A 16-year-old student from Pennsylvania is suing the Lebanon School District, claiming they punished him for refusing to stand during the Pledge of Allegiance.
The student, only named “X.F.” in the lawsuit since he’s a minor, says that he doesn’t want to stand for the Pledge due to his “religious and political beliefs.” That act of defiance began last October. He “sat quietly and respectfully, causing no disturbance,” but his teacher told him he had to stand up. When X.F. said no, he was sent to the office of Assistant Principal Dave Bentz.
Bentz told X.F. the same thing: He had to stand for the Pledge… in part because that’s how teachers determined “whether students are in compliance with the District’s dress code.”

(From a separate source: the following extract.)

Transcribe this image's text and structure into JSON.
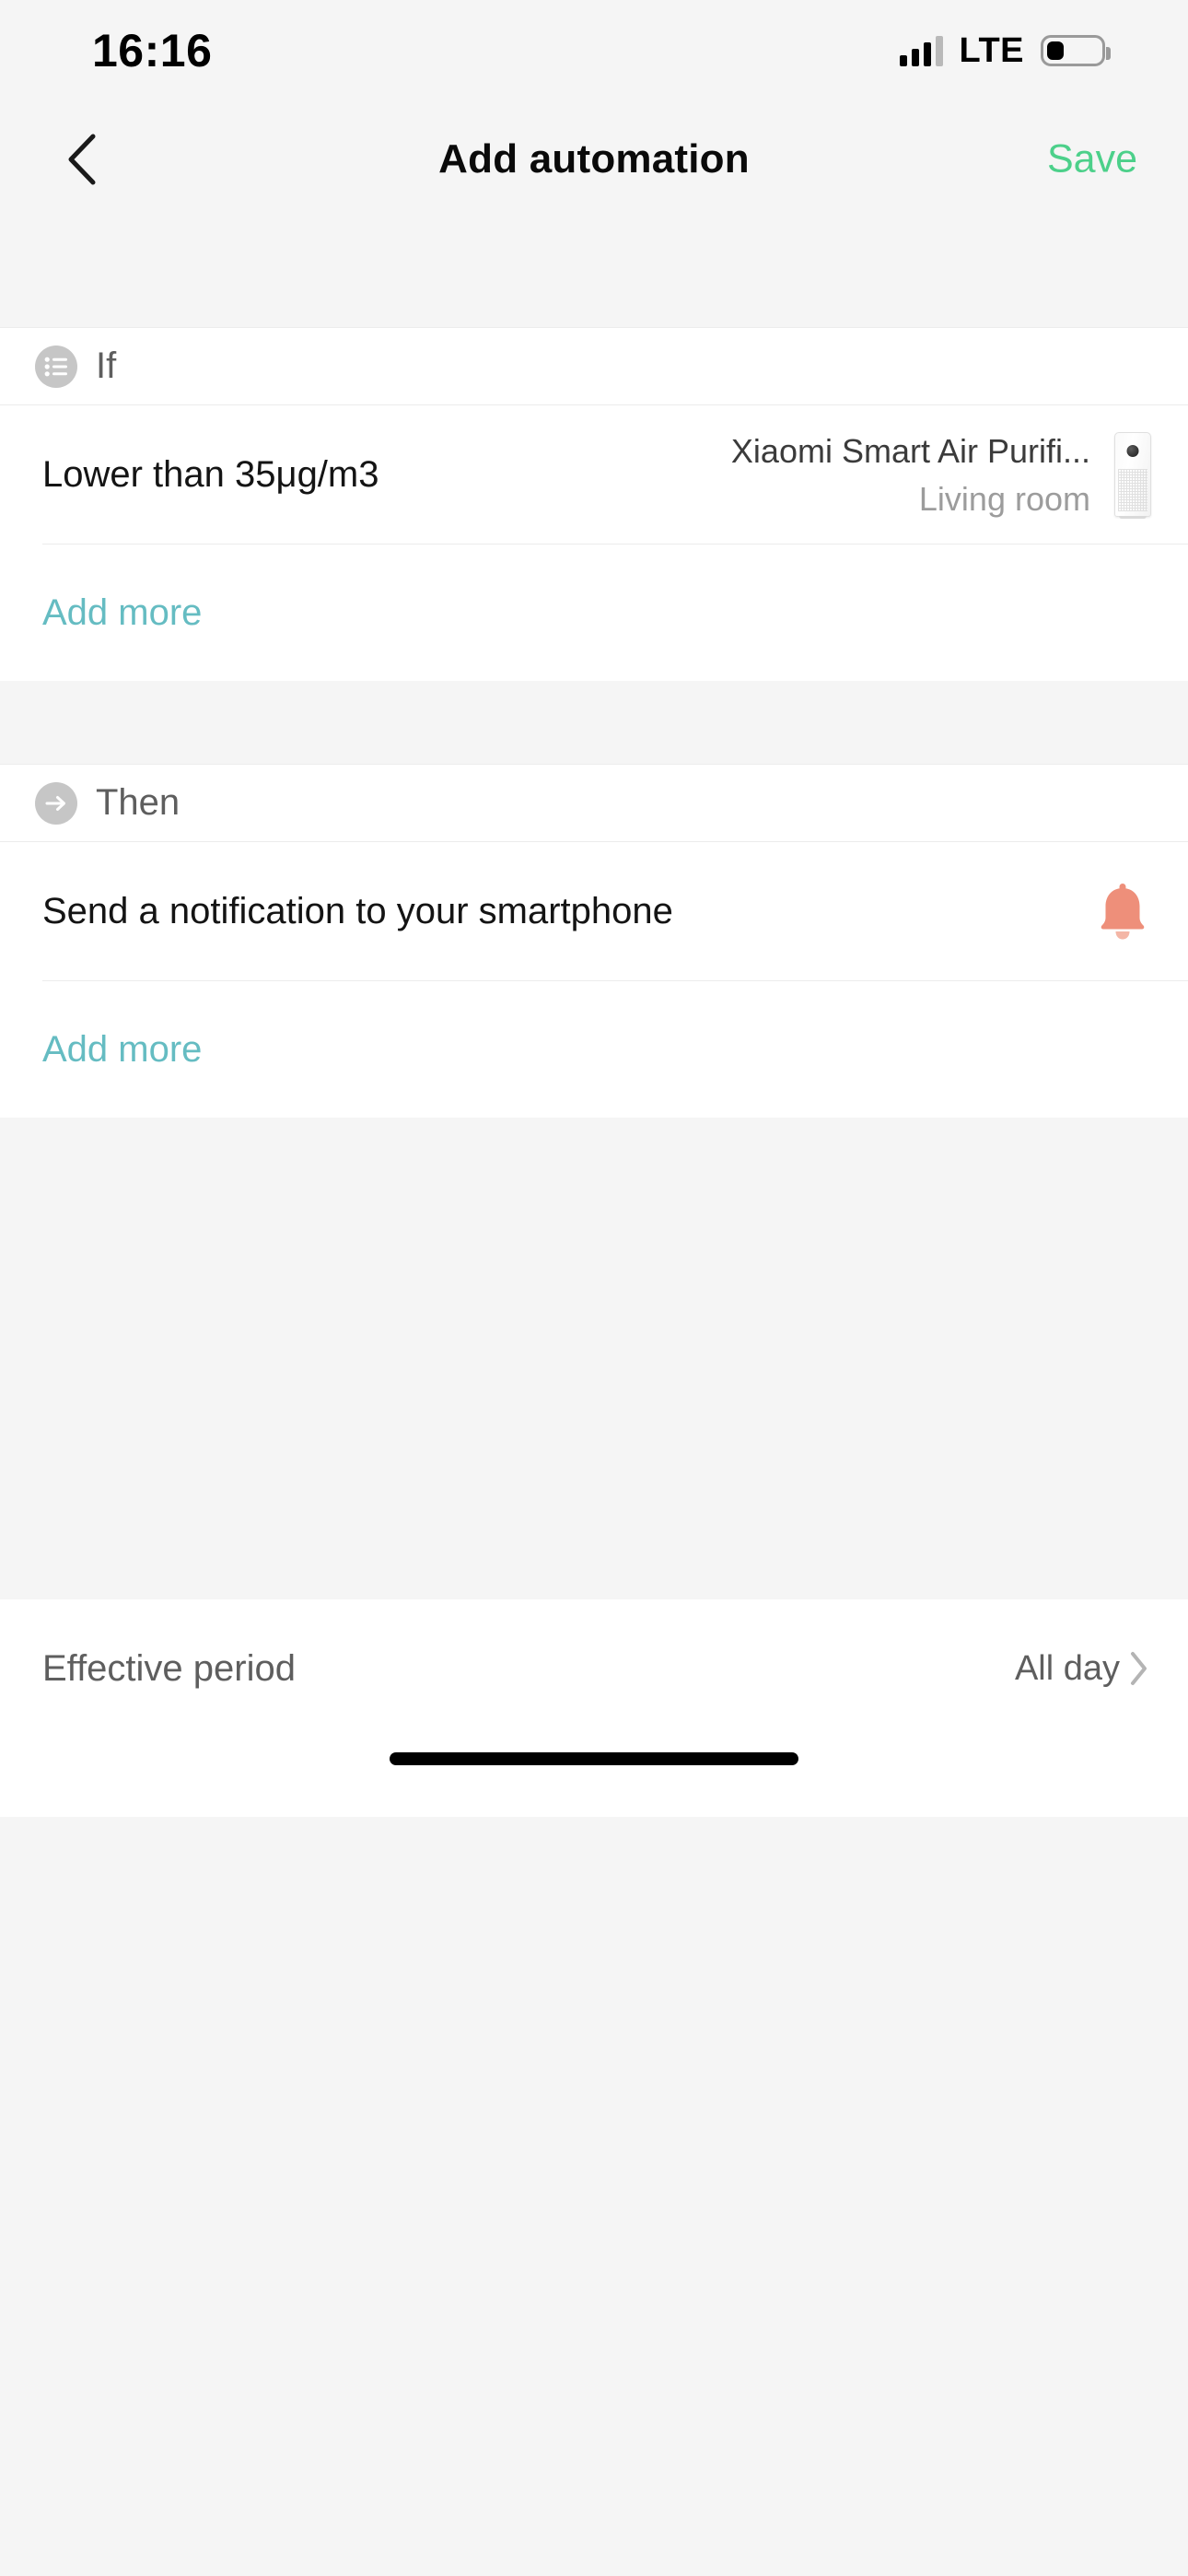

X.F. never had any dress code issues, but he offered to stand for that before or after the Pledge. Apparently that wasn’t good enough. He was given an “in-school suspension” every time he failed to stand for the Pledge — and therefore the dress code check.
That meant he missed his first period math class every day… and, lo and behold, he eventually failed the class.
Even when the Principal and an Assistant Superintendent were brought in to discuss the issue, no one had the good sense to say his Pledge refusal was perfectly legal.
That’s why the kid is suing.
The District’s violations of X.F.’s rights have caused him to suffer stigma and embarrassment. Each day that the school enforced its policy, he was singled out and humiliated in front of his peers, and he was forced to languish in a segregated, In-School Suspension classroom for exercising his rights.
The District’s violations of X.F.’s rights have caused him to suffer stress and anxiety. During the period the District enforced its policy, he would enter school anxious and distressed about his first period class.
The District should be worried. It appears that X.F. was following the law perfectly and the adults in the room had no clue what they were doing. No one has to stand for or say the Pledge, and no one can be punished for refusing to participate in the government prayer. Administrators can pretend this was about the “dress code policy” all they want, but X.F. gave them options and they didn’t accept anything.
The district didn’t issue any public comment on this story, which is typical, but what possible defense could they have? There’s no defense for what they did if these allegations are accurate.
This is an open/shut case, and it should go in favor of the student. It’s just that simple.